Ronie doesn't answer. Juani leaves. Ronie goes upstairs to talk to Virginia. He finds her searching Juani's room: checking every drawer, all pockets, backpacks, under the bed, inside magazines, books, CD cases, behind the computer. Ronie watches, but lets her get on with it. She searches everything that day and the next, and the one after that. “When will you stop searching?” he asks her.
“Never,” his wife replies.
30
El Tano was checking his emails. There was a note inviting him to a course on “Business management in the new millennium”; an email from an old university friend, attaching a CV “in case you hear of anything”; a chain letter that must not be broken and which he broke by hitting “delete”; a bulletin from an economic service explaining how Standard & Poor calculated a country's risk index, and two or three other bits of junk. No responses to any of the searches put out on his behalf by the headhunters. Actually, there was one: “This search has been momentarily suspended. We'll keep in touch. Thank you.”
He had some time in hand, so he scanned the headlines on the main newspapers, looking for a piece of news, or anything to make him feel – emotionally rather than rationally – that things might be starting to change. And if they did change, if confidence could be restored, the Dutch might return with new faith. And if that happened, they would probably take him on again, because there wasn't really anything against him, he had not been fired for incompetence. On the contrary, the Dutch were more than satisfied with his performance in the company. He was not to blame. Nobody is to blame for ceasing to be necessary. And if things changed, and if the Dutch were confident again and if he were necessary again and they asked him to take charge once more of Troost in Argentina, and if everything could be as it had been before, he would have no reason to refuse. That was not to say that he had no pride. Quite the opposite: he felt pride in his job, not in just any job, in
that
one. Or another,
better one. Not another one the same, because, as his father had taught him, no one exchanges one job for something at the same level. One changes in order to better oneself, to progress, to keep advancing. That was the way it had always been. And so it should be. For his father and for him, too.

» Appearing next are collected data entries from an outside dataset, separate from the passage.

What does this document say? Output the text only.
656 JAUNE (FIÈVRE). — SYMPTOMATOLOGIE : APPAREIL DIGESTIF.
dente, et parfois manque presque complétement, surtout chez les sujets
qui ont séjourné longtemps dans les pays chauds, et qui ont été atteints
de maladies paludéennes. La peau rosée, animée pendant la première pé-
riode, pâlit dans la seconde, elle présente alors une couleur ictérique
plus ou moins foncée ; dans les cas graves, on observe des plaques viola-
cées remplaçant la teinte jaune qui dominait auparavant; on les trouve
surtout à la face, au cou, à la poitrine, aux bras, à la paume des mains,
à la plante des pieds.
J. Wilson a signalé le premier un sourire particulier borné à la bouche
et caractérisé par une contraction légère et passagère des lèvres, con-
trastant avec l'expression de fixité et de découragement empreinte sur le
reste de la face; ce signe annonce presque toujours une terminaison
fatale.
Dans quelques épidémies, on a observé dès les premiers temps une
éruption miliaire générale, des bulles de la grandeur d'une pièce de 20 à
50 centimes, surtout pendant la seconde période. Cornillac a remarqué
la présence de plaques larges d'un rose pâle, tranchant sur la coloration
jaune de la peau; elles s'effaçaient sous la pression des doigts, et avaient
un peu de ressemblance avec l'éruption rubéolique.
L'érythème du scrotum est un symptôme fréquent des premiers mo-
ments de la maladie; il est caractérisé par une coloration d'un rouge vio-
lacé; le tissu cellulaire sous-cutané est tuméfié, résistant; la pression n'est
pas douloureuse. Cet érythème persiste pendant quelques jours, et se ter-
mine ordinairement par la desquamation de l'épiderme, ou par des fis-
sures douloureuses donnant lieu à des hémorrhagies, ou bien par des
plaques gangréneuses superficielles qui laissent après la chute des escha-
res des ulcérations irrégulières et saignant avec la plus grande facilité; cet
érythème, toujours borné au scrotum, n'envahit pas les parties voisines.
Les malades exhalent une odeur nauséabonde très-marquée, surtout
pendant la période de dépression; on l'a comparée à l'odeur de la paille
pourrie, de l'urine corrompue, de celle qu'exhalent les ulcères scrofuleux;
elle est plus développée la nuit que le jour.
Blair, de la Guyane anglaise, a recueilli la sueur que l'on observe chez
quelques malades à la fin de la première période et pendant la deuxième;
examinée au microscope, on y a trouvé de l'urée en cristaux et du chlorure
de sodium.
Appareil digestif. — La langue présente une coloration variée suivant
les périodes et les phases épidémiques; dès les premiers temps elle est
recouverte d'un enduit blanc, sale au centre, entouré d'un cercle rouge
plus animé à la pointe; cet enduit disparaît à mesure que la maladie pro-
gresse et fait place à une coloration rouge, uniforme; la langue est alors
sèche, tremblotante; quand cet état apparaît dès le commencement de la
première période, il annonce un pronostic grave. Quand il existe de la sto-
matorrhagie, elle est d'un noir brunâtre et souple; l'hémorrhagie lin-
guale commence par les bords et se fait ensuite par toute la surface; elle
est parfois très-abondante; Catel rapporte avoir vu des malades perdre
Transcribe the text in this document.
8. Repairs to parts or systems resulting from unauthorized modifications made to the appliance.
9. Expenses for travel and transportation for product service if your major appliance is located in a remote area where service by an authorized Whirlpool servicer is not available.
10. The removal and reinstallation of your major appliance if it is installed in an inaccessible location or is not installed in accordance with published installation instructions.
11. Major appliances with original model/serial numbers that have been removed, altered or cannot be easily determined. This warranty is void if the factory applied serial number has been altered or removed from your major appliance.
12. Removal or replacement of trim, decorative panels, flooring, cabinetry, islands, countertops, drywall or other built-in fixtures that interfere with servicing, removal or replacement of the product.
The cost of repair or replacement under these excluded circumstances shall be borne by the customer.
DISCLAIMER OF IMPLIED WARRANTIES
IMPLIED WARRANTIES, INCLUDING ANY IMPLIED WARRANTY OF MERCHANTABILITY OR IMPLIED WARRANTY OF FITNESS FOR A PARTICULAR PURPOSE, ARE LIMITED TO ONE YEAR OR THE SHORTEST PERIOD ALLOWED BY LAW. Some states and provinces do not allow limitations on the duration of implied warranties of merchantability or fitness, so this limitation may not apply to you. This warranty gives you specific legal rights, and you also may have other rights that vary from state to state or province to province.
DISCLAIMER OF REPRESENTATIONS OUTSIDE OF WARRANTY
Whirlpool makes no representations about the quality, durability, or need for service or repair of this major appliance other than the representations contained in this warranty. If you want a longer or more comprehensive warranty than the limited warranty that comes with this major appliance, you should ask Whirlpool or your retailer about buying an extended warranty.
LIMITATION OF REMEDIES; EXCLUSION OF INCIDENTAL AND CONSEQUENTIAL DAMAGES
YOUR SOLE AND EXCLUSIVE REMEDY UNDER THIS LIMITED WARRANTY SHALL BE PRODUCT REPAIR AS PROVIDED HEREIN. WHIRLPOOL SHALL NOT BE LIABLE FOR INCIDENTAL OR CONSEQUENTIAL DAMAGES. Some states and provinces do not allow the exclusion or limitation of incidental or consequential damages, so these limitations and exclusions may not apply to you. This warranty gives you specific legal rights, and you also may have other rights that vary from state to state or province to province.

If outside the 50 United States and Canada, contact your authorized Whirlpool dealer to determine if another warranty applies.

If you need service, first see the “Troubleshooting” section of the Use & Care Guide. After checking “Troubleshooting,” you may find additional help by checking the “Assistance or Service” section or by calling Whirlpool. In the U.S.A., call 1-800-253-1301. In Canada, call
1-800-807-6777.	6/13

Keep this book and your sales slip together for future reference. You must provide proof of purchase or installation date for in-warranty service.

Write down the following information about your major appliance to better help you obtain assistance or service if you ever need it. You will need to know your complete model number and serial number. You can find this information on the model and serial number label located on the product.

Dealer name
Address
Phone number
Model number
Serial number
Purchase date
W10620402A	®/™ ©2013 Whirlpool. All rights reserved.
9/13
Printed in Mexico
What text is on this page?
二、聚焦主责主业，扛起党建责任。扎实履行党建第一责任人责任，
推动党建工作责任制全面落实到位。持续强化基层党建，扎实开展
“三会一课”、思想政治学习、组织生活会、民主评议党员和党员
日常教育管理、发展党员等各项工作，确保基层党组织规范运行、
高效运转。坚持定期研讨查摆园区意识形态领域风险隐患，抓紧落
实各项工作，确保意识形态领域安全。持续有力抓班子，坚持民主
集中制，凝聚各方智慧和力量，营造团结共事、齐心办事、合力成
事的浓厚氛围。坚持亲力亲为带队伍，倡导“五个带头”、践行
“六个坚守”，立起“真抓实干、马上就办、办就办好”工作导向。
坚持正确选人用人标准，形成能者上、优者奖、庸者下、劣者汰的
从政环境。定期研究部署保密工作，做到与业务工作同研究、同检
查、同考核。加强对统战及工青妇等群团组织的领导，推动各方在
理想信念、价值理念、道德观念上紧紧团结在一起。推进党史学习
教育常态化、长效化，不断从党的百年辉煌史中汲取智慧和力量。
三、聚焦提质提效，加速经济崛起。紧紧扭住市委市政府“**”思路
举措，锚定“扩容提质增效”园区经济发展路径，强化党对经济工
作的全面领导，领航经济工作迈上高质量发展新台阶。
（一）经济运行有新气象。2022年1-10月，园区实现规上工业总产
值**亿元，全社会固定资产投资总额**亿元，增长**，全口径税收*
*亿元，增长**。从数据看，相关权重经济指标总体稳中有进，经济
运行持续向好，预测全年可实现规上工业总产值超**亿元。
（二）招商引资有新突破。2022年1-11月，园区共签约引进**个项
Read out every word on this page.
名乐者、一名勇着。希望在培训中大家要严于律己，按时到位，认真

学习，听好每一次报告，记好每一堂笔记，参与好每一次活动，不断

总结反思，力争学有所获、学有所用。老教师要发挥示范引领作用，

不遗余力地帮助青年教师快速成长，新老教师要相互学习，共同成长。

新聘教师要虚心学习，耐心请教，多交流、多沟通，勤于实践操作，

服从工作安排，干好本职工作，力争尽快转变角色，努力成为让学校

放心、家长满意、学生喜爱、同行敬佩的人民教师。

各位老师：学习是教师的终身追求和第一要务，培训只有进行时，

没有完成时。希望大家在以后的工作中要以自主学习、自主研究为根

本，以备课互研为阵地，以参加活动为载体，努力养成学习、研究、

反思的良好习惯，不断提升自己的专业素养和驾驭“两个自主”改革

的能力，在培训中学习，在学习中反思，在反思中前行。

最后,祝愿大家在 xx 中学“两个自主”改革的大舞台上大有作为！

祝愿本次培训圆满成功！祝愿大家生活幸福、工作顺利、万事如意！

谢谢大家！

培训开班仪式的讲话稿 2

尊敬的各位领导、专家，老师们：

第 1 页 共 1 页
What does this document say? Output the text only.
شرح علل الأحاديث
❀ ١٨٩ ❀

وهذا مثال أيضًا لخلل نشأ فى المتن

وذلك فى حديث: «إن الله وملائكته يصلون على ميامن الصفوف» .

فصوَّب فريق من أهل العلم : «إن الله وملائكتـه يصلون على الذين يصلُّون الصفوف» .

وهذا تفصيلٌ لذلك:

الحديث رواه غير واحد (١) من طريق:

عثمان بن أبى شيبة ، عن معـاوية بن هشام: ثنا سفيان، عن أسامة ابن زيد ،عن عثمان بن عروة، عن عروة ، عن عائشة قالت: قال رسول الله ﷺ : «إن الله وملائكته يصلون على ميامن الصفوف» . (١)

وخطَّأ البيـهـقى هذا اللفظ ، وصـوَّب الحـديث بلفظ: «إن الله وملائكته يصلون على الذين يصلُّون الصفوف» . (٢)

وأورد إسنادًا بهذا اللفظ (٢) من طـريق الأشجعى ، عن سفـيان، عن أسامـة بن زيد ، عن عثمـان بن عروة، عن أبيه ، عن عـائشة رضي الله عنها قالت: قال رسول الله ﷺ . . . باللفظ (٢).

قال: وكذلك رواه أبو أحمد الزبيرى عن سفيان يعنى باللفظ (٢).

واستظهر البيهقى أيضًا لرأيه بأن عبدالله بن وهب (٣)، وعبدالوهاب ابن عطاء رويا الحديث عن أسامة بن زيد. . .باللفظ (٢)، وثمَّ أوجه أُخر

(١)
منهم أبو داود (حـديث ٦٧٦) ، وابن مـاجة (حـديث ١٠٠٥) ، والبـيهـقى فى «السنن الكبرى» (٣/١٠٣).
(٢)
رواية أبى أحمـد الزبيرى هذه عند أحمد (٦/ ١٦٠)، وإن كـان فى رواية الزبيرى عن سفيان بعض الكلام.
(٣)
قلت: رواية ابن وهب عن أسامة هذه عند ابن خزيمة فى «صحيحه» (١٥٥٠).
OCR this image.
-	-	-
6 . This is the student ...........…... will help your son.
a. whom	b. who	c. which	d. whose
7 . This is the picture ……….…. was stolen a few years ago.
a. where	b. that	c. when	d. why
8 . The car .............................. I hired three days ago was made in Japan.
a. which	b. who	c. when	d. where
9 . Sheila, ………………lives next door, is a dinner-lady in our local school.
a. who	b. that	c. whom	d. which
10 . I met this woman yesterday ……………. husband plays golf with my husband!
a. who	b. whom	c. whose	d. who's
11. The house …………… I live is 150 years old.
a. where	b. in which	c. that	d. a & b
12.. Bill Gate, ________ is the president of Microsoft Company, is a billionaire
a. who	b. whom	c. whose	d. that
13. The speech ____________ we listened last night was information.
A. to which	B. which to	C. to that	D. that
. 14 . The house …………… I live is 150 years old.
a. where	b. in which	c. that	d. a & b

At ten minutes to eight, he turned off the computer and went to have breakfast. Teresa, in her dressing gown, was serving
café con leche
to the children. She always took charge of breakfast, while the maid hovered nearby, in case she was needed. “Anyone want more toast?” Nobody answered, but Teresa put two more slices in the toaster anyway. El Tano walked over to the kitchen counter and picked up a brochure. It was an offer to travel to Maui, with a five-star hotel, all inclusive, and an optional night in Honolulu. El Tano stared at the brochure. He didn't read it, just looked. Blue and green. “Ask your secretary to look into that.”